RCE possible in compat and strict mode

[nknapp]

Two security issues have arised and are fixed in the referencing commits:

1. Due to insufficient escaping of the input template, it was possible to inject code into templates that are compiled in "compat" mode.

2. In "strict" mode, the exploits disclosed in the npm-security advisories 755,
   1164, 1316,
   1324 and 1325 and in the blog-article
   of Mahmoud Gamal possible, because the the method that was used in strict-mode had not called the safe-guard methods.

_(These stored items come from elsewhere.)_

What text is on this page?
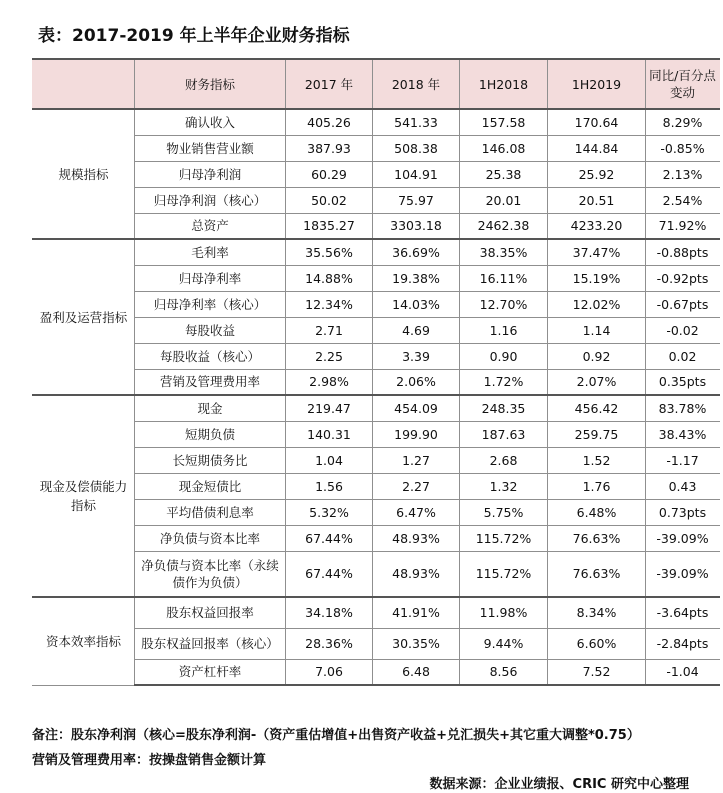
表：2017-2019 年上半年企业财务指标
	财务指标	2017 年	2018 年	1H2018	1H2019	同比/百分点变动
规模指标	确认收入	405.26	541.33	157.58	170.64	8.29%
	物业销售营业额	387.93	508.38	146.08	144.84	-0.85%
	归母净利润	60.29	104.91	25.38	25.92	2.13%
	归母净利润（核心）	50.02	75.97	20.01	20.51	2.54%
	总资产	1835.27	3303.18	2462.38	4233.20	71.92%
盈利及运营指标	毛利率	35.56%	36.69%	38.35%	37.47%	-0.88pts
	归母净利率	14.88%	19.38%	16.11%	15.19%	-0.92pts
	归母净利率（核心）	12.34%	14.03%	12.70%	12.02%	-0.67pts
	每股收益	2.71	4.69	1.16	1.14	-0.02
	每股收益（核心）	2.25	3.39	0.90	0.92	0.02
	营销及管理费用率	2.98%	2.06%	1.72%	2.07%	0.35pts
现金及偿债能力指标	现金	219.47	454.09	248.35	456.42	83.78%
	短期负债	140.31	199.90	187.63	259.75	38.43%
	长短期债务比	1.04	1.27	2.68	1.52	-1.17
	现金短债比	1.56	2.27	1.32	1.76	0.43
	平均借债利息率	5.32%	6.47%	5.75%	6.48%	0.73pts
	净负债与资本比率	67.44%	48.93%	115.72%	76.63%	-39.09%
	净负债与资本比率（永续债作为负债）	67.44%	48.93%	115.72%	76.63%	-39.09%
资本效率指标	股东权益回报率	34.18%	41.91%	11.98%	8.34%	-3.64pts
	股东权益回报率（核心）	28.36%	30.35%	9.44%	6.60%	-2.84pts
	资产杠杆率	7.06	6.48	8.56	7.52	-1.04
备注：股东净利润（核心=股东净利润-（资产重估增值+出售资产收益+兑汇损失+其它重大调整*0.75）
营销及管理费用率：按操盘销售金额计算
数据来源：企业业绩报、CRIC 研究中心整理
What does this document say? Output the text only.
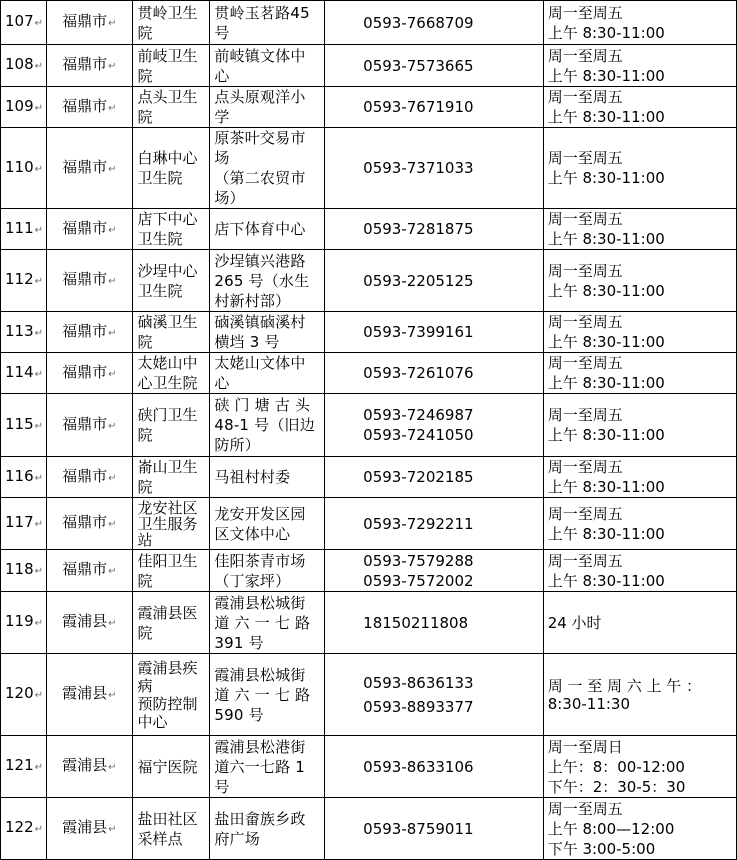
107↵	福鼎市↵	贯岭卫生
院	贯岭玉茗路45
号	0593-7668709	周一至周五
上午 8:30-11:00

108↵	福鼎市↵	前岐卫生
院	前岐镇文体中
心	0593-7573665	周一至周五
上午 8:30-11:00

109↵	福鼎市↵	点头卫生
院	点头原观洋小
学	0593-7671910	周一至周五
上午 8:30-11:00

110↵	福鼎市↵	白琳中心
卫生院	原茶叶交易市
场
（第二农贸市
场）	0593-7371033	周一至周五
上午 8:30-11:00

111↵	福鼎市↵	店下中心
卫生院	店下体育中心	0593-7281875	周一至周五
上午 8:30-11:00

112↵	福鼎市↵	沙埕中心
卫生院	沙埕镇兴港路
265 号（水生
村新村部）	0593-2205125	周一至周五
上午 8:30-11:00

113↵	福鼎市↵	硵溪卫生
院	硵溪镇硵溪村
横垱 3 号	0593-7399161	周一至周五
上午 8:30-11:00

114↵	福鼎市↵	太姥山中
心卫生院	太姥山文体中
心	0593-7261076	周一至周五
上午 8:30-11:00

115↵	福鼎市↵	硖门卫生
院	硖 门 塘 古 头
48-1 号（旧边
防所）	0593-7246987
0593-7241050	周一至周五
上午 8:30-11:00

116↵	福鼎市↵	嵛山卫生
院	马祖村村委	0593-7202185	周一至周五
上午 8:30-11:00

117↵	福鼎市↵	龙安社区
卫生服务
站	龙安开发区园
区文体中心	0593-7292211	周一至周五
上午 8:30-11:00

118↵	福鼎市↵	佳阳卫生
院	佳阳茶青市场
（丁家坪）	0593-7579288
0593-7572002	周一至周五
上午 8:30-11:00

119↵	霞浦县↵	霞浦县医
院	霞浦县松城街
道 六 一 七 路
391 号	18150211808	24 小时

120↵	霞浦县↵	霞浦县疾
病
预防控制
中心	霞浦县松城街
道 六 一 七 路
590 号	0593-8636133
0593-8893377	周 一 至 周 六 上 午 ：
8:30-11:30

121↵	霞浦县↵	福宁医院	霞浦县松港街
道六一七路 1
号	0593-8633106	周一至周日
上午：8：00-12:00
下午：2：30-5：30

122↵	霞浦县↵	盐田社区
采样点	盐田畲族乡政
府广场	0593-8759011	周一至周五
上午 8:00—12:00
下午 3:00-5:00
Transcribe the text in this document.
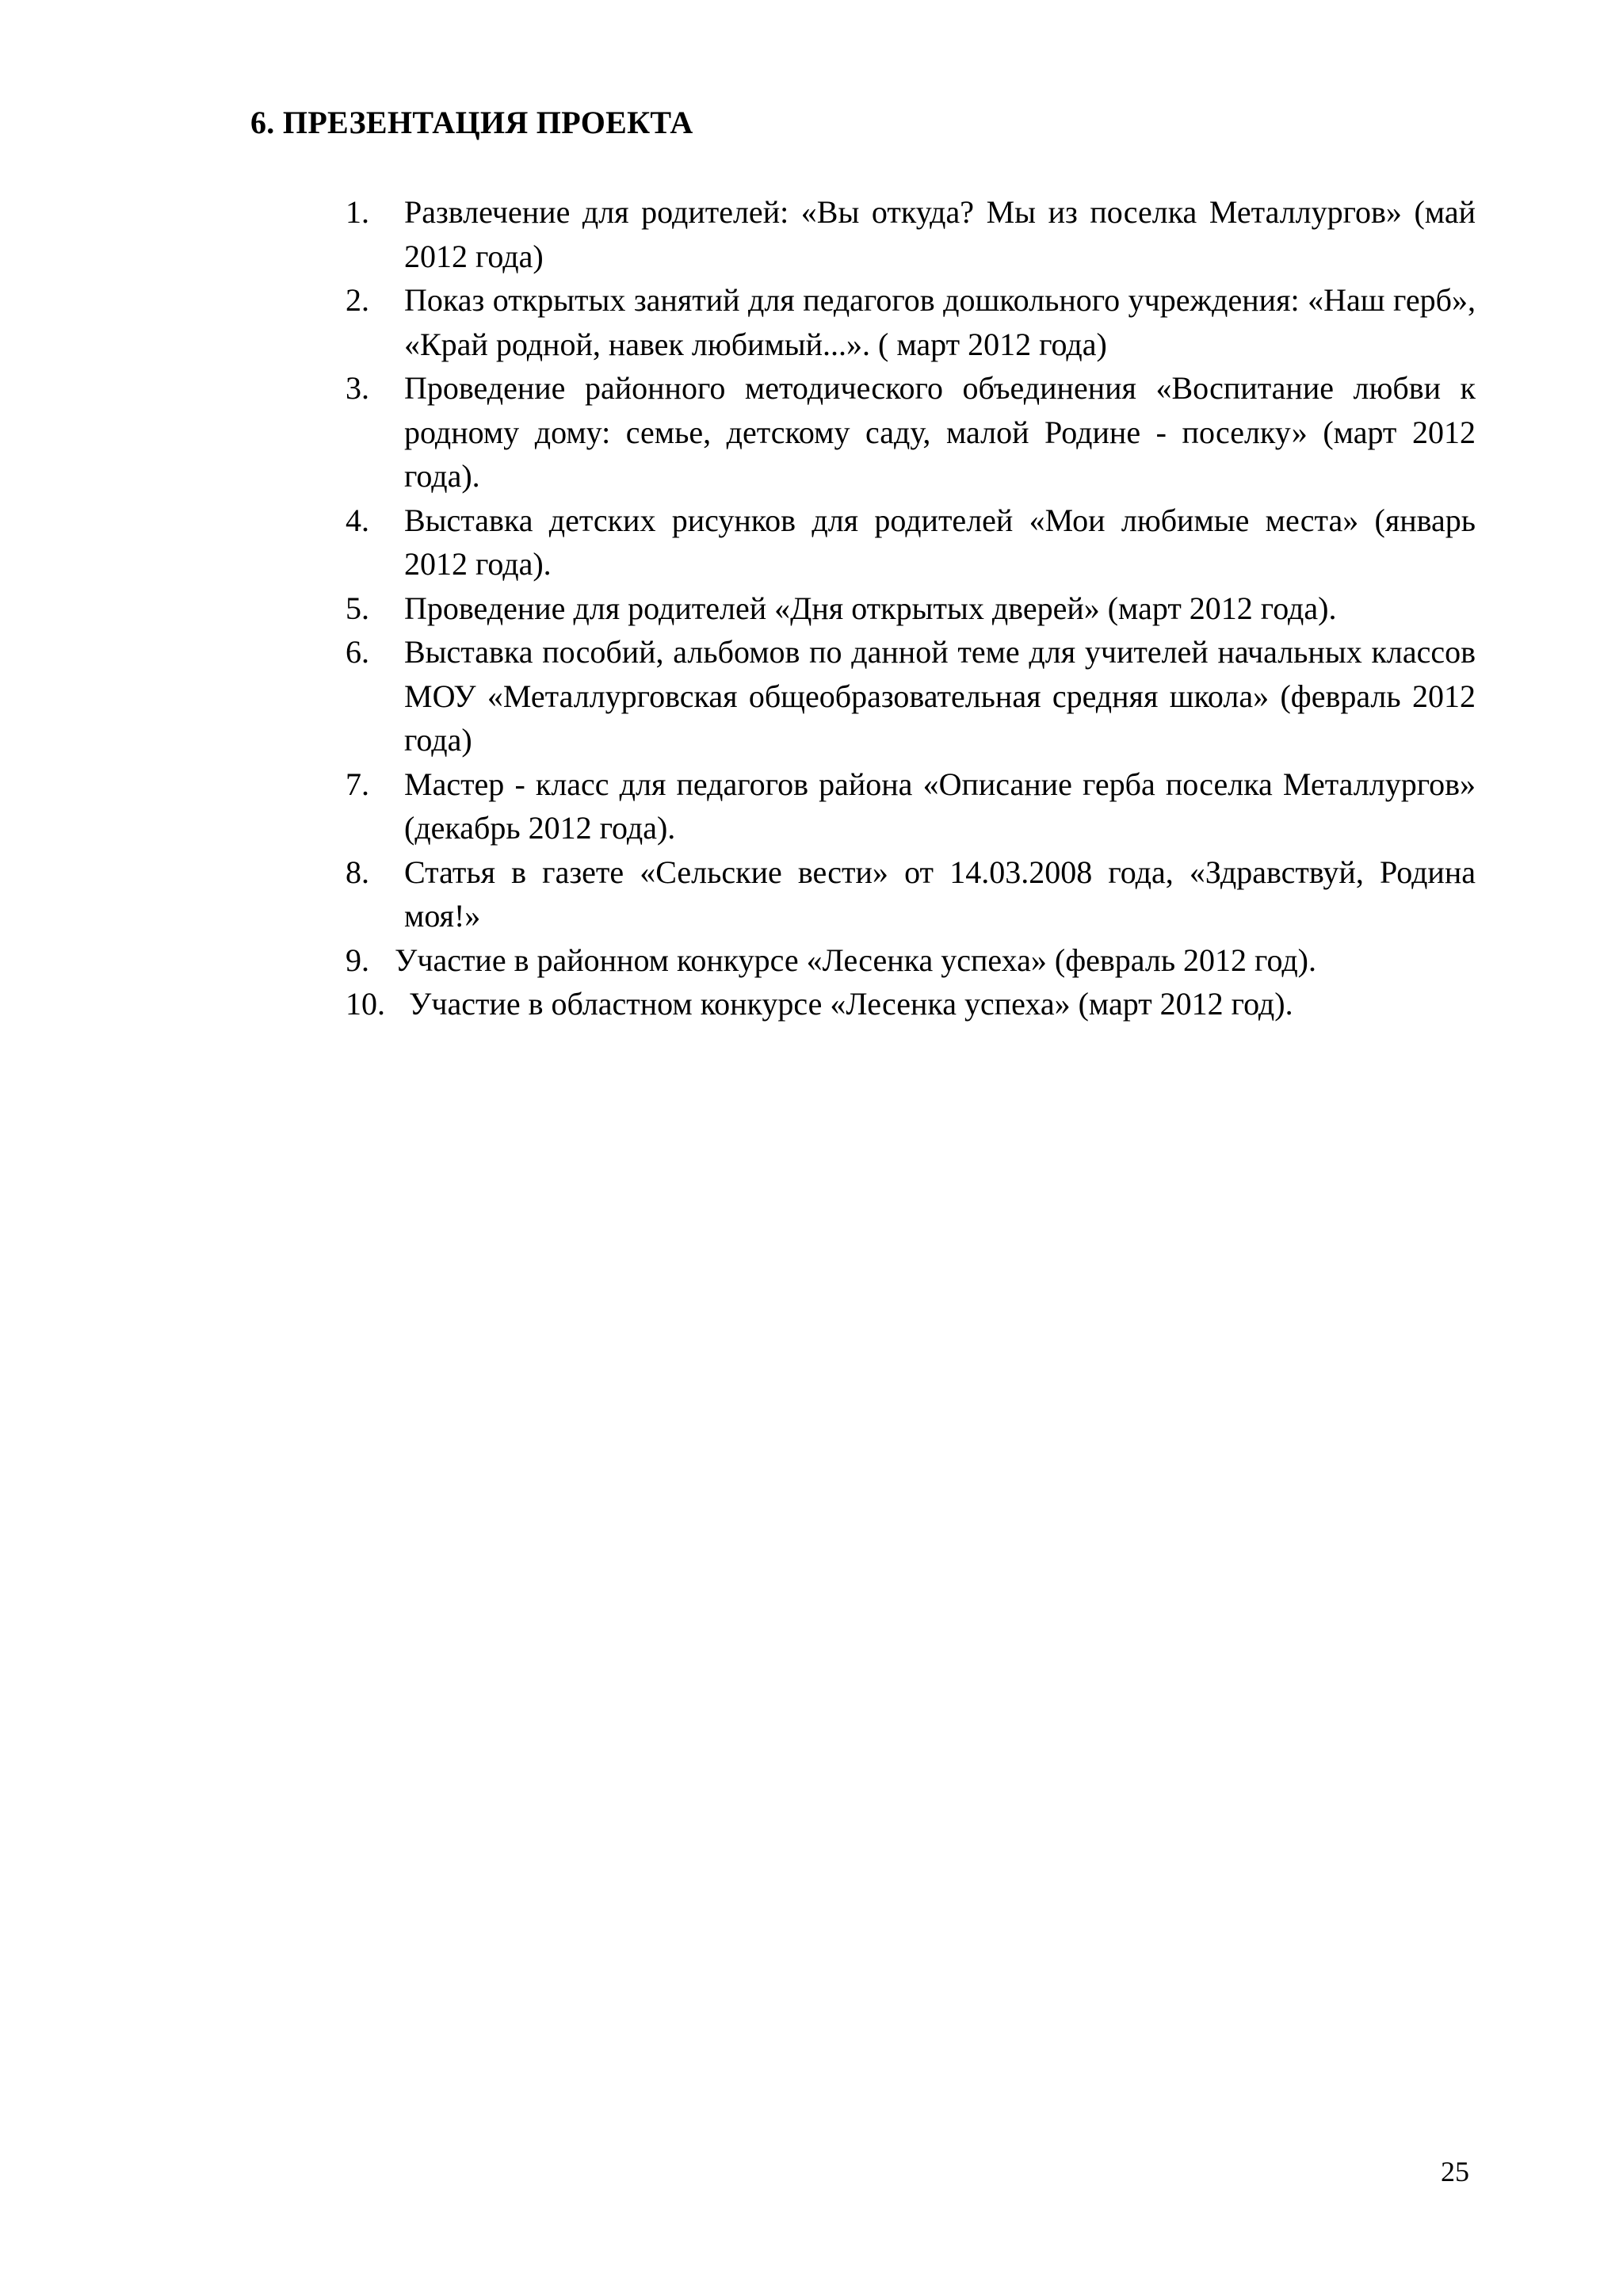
6. ПРЕЗЕНТАЦИЯ ПРОЕКТА
1. Развлечение для родителей: «Вы откуда? Мы из поселка Металлургов» (май 2012 года)
2. Показ открытых занятий для педагогов дошкольного учреждения: «Наш герб», «Край родной, навек любимый...». ( март 2012 года)
3. Проведение районного методического объединения «Воспитание любви к родному дому: семье, детскому саду, малой Родине - поселку» (март 2012 года).
4. Выставка детских рисунков для родителей «Мои любимые места» (январь 2012 года).
5. Проведение для родителей «Дня открытых дверей» (март 2012 года).
6. Выставка пособий, альбомов по данной теме для учителей начальных классов МОУ «Металлурговская общеобразовательная средняя школа» (февраль 2012 года)
7. Мастер - класс для педагогов района «Описание герба поселка Металлургов» (декабрь 2012 года).
8. Статья в газете «Сельские вести» от 14.03.2008 года, «Здравствуй, Родина моя!»
9. Участие в районном конкурсе «Лесенка успеха» (февраль 2012 год).
10. Участие в областном конкурсе «Лесенка успеха» (март 2012 год).
25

The issues have been disclosed a couple of weeks ago at https://snyk.io/vuln/SNYK-JS-HANDLEBARS-1056767 and are fixed in version 4.7.7

[joshbressers]

This issue is getting flagged by security scanners (the commits have scary words in them it would seem). Can you clarify if these are indeed security fixes?

Thanks in advance

[nknapp]

Yes, these are indeed security fixes, although only relevant in "compat" and "strict" mode.
I'm not sure if they are already disclosed. My plan is to fill this issue with more details and links when they are.

[jtnord]

is there any plan to backport any relevant fixes to the 3.x branch, or is that line considered dead now?

[jtnord]

@nknapp seems like 3.0.8 should have all these fixes already due to #1532 and #1656 ? can you confirm this is the case and that the CVE cpe metadata is incorrect?

[bitwiseman]

I've attempted a backport of these fixes to the 3.x release - #1751 .

[jaylinski]

Note: v3.x is EOL and did not receive all relevant security fixes. Upgrade to at least v4.7.7.